New country houses
Our Curious House Guest spends the week looking at new country houses in the classical style -- and then lunches at Brooks's

I have in the past week spent two days looking at new country houses with the architects who have designed them (which was worth all the increasingly grim train travel). They are all in the Classical tradition; those I saw near Wadhurst (East Sussex) are in the early to mid Georgian style, while the one on the Welsh borders was inspired by Nash. It is extraordinary how persistent the Classical style is for smaller country houses, I think largely because they are restful; this is the effect of order and symmetry in the chaos of the modern world. But it should always be remembered how they depend on the gentleness of the British landscape, the woodedness, and small field pattern of an ancient nation to achieve their full effect.

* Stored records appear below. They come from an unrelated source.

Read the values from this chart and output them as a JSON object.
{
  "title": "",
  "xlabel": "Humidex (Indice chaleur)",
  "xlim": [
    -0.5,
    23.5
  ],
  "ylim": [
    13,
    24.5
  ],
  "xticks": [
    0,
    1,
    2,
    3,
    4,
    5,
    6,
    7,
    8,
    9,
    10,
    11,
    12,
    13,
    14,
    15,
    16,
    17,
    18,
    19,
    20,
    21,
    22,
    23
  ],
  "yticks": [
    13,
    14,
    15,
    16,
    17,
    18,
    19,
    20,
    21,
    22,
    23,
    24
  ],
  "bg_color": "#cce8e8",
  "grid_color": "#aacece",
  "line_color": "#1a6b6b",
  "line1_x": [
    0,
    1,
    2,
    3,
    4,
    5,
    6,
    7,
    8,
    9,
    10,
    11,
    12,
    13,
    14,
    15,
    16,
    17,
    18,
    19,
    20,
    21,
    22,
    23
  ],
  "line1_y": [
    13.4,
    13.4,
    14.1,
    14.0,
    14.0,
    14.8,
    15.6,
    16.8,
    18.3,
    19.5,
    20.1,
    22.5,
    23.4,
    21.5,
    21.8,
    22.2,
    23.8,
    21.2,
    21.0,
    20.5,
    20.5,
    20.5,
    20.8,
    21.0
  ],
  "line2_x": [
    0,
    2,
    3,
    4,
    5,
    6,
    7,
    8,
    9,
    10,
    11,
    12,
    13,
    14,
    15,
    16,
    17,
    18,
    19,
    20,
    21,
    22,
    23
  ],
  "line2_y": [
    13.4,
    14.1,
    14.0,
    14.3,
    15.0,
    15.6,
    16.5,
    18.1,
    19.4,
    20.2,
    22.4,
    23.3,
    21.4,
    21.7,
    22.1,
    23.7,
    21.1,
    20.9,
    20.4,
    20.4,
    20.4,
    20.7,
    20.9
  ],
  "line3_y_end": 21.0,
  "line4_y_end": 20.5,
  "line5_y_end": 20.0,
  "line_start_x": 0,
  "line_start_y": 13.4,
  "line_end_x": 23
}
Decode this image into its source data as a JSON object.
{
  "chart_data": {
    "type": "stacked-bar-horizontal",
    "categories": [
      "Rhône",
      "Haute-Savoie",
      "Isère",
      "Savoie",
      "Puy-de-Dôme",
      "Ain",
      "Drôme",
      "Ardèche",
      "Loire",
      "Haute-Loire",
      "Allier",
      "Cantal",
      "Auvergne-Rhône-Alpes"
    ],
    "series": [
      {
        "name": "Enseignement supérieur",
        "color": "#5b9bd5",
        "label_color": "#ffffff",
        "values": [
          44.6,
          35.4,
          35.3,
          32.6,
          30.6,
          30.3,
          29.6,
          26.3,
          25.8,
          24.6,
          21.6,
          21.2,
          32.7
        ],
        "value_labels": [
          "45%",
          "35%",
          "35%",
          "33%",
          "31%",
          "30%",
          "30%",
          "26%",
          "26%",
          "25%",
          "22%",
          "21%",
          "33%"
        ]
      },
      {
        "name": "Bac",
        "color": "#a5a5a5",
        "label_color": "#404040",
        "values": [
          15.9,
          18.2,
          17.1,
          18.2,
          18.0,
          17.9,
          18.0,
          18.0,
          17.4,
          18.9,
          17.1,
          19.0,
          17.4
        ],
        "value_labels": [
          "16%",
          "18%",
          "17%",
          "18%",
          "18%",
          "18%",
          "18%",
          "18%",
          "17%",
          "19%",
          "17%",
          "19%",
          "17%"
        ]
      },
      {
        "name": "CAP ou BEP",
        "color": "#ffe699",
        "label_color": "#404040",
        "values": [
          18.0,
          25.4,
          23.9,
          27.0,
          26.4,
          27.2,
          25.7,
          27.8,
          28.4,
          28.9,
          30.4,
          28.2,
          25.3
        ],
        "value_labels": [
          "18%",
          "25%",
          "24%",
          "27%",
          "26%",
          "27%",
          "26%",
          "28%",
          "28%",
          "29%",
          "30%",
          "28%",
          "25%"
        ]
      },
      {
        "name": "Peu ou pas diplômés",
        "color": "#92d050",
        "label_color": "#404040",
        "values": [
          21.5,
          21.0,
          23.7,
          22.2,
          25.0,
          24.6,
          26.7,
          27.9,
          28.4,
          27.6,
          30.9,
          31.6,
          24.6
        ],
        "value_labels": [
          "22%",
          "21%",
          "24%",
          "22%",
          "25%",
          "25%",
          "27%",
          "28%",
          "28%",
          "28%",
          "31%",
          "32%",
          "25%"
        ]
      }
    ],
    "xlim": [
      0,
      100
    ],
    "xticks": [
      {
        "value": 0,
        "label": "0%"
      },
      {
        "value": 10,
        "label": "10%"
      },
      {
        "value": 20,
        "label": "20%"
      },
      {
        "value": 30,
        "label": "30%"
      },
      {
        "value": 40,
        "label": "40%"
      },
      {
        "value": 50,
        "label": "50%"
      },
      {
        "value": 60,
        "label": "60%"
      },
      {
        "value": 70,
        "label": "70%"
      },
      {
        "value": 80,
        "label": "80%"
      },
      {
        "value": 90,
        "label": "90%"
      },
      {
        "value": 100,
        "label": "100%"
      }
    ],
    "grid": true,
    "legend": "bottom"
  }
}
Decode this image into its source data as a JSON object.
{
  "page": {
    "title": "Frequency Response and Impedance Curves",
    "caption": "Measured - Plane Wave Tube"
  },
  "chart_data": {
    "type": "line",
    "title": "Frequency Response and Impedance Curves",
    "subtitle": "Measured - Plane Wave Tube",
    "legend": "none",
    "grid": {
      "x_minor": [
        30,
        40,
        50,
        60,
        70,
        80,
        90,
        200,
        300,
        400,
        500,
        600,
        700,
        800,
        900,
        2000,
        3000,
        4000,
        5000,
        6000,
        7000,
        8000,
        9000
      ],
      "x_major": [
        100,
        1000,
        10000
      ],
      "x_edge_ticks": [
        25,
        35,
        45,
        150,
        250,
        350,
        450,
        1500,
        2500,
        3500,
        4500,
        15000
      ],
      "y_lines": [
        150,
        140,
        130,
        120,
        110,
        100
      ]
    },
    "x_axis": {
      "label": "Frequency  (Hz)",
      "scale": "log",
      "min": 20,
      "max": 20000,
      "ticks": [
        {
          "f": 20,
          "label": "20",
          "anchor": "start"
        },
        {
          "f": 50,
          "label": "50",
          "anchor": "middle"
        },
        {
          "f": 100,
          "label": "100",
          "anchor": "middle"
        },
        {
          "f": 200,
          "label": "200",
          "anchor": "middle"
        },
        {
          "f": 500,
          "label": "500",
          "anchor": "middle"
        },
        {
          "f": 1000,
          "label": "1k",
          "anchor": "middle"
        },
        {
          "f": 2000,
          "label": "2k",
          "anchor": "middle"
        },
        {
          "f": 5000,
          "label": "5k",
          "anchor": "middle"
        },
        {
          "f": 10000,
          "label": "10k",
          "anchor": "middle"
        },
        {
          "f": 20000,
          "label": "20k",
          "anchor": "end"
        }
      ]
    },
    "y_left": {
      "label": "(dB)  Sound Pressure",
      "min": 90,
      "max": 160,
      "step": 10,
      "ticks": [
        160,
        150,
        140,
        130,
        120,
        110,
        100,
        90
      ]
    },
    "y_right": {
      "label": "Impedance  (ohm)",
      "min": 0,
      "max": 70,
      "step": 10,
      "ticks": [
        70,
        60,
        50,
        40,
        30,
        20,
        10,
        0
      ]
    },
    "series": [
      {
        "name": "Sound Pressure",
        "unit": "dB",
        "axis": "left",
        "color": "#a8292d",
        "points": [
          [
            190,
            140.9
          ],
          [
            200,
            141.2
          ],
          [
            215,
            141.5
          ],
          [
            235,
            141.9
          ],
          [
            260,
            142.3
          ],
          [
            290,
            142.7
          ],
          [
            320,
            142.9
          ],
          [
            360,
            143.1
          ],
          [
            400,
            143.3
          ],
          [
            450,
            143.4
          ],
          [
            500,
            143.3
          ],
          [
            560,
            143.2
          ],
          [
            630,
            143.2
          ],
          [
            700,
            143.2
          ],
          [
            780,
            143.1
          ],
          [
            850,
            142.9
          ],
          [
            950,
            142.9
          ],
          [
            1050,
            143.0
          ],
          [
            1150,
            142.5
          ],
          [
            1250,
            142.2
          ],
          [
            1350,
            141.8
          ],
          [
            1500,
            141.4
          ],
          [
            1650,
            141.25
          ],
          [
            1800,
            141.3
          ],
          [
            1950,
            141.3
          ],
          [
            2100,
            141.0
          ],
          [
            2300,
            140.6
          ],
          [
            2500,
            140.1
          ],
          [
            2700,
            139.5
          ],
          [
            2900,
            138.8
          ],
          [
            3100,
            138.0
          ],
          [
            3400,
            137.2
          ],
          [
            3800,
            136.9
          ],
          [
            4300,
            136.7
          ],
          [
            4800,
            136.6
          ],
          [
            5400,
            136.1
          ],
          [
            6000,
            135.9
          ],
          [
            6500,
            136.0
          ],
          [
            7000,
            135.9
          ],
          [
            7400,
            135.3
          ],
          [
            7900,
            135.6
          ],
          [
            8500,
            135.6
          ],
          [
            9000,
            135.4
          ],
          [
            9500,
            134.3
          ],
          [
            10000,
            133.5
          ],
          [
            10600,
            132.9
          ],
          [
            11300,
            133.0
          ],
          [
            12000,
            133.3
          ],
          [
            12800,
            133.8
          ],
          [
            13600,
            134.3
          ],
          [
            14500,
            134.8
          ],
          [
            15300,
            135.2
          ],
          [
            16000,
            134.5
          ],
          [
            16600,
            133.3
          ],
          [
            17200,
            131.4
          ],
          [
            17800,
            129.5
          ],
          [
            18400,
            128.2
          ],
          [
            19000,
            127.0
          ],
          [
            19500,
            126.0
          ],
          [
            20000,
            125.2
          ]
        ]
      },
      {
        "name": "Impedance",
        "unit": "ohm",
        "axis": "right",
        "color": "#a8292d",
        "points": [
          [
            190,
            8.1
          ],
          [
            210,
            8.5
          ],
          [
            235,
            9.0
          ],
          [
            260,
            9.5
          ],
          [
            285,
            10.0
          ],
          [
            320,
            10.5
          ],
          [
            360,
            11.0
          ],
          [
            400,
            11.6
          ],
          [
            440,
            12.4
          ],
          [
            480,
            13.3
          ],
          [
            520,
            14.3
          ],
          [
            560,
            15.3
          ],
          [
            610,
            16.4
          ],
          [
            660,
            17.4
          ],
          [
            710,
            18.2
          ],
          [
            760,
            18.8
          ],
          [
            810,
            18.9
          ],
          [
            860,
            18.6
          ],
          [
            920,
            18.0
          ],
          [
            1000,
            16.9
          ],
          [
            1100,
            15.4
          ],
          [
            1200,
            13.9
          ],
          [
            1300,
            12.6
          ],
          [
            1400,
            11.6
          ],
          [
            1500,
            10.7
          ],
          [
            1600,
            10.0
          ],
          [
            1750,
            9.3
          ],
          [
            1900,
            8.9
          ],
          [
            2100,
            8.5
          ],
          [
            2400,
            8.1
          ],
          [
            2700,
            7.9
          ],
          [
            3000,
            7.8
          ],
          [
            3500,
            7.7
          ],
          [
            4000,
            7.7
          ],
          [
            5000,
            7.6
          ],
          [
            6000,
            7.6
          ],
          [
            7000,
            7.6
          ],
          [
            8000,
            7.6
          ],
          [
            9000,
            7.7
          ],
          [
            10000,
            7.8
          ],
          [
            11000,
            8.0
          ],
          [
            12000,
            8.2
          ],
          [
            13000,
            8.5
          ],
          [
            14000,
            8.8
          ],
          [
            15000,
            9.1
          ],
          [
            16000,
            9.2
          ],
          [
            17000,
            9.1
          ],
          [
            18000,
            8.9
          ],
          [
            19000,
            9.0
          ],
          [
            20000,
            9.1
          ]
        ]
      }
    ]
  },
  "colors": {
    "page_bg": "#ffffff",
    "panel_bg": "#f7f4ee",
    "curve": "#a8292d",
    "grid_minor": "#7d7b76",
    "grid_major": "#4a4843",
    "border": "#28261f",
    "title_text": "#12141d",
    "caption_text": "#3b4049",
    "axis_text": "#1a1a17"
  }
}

I had lunch with a friend in Brooks’s, that most charming of St James’s clubs, and recalled that the first time I met him was after lunching with another friend at Boodles. This friend said I promised to take you to have coffee at Brooks’s to meet so and so. As we crossed St James’s I was very nearly knocked down by a fast moving taxi. After stumbling shocked on to the pavement we decided in that daft moment, it would have looked good on the obituary of an Architectural Editor of Country life to have been knocked down between courses in different clubs.
Thankfully, I survived this lunch to make a viewing after work to watch a viewing of John Betjeman’s Passion for Churches, with a very amusing introduction by the director who worked on it, Eddie Mirzoeff, who I had first met in 1995 filming on Orford Ness. The film is a masterpiece, but would the BBC have made it today? I wonder.